The man was the only casualty and was wearing his normal combat body armour at the time of the incident, Gen Hurley said.

Gen Hurley declined to give any further personal details, including where the man was originally from and whether or not he was married.

“Family still needs to contact wider family so we'll let them go through that process and then we'll release those details when we're ready,” he said.

The operation is ongoing.

A defence force dog was also killed in the operation.

The SAS soldier is the first Australian soldier to die in Afghanistan this year, but the 33rd to die in the conflict since 2002.

Prime Minister Julia Gillard and Defence Minister Stephen Smith also addressed the media from Darwin's Larrakeyah Barracks a short time ago.

Mr Smith said the loss would be very deeply felt within the special forces community and in Perth where the SASR holds an iconic status.

His death is the first for Australia since Captain Bryce Duffy, Corporal Ashley Birt and Lance Corporal Luke Gavin were shot dead by a man in an Afghan army uniform during morning parade on October 29 last year.

“Indeed, our first in some seven or eight months and over such a period of time, though one constantly says that one has to steel oneself for more fatalities, you can lull yourself into a false sense of security,” Mr Smith said.

“So this tragic loss will reverberate through the Australian community today.”

It was a terrible day for the soldier's family, the SAS and the Australian Army and defence force, Mr Smith said.

The Prime Minister said the soldier's death was a “dreadful blow” to the nation.

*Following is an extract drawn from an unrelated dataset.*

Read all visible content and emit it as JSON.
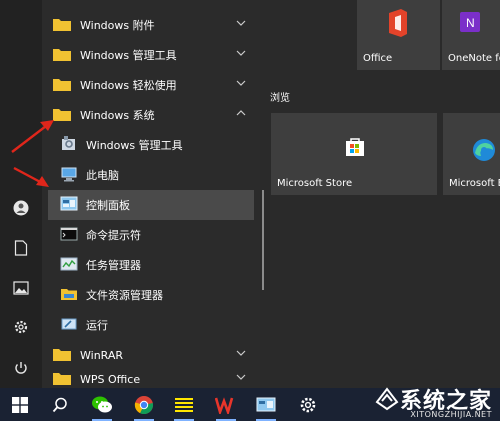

“I know Australians today will stop, will pause, will reflect and will mark with respect the loss of this brave soldier and will honour his service and his sacrifice,” Ms Gillard said.

“On behalf of the Australian nation I extend all of our condolences to his family as they mourn his loss.

“The defence family will be there to support them, the Australian nation will be there to support them, but we know they will face so many difficult days ahead.”

Ms Gillard said the news may leave many asking why Australian forces were still in Afghanistan.

“This tragic incident is part of what we are doing in Afghanistan because that mission is so important to our Australian nation,” she said.

“We went there to make sure that Afghanistan would not continue to be a safe haven for terrorists. We will continue our mission in Afghanistan even as we grieve his loss.”

Earlier, Foreign Minister Bob Carr said: “My thoughts are with the family and with the mates of the lost soldier."

“We reflect that he is doing a job that produces a stable Afghanistan where girls can go to school and families can live without violence and where there aren’t bases for terrorists to strike the rest of the world.”

Troops are entering "the fighting season" in Afghanistan, traditionally the time when the Taliban emerge from the mountains during the summer.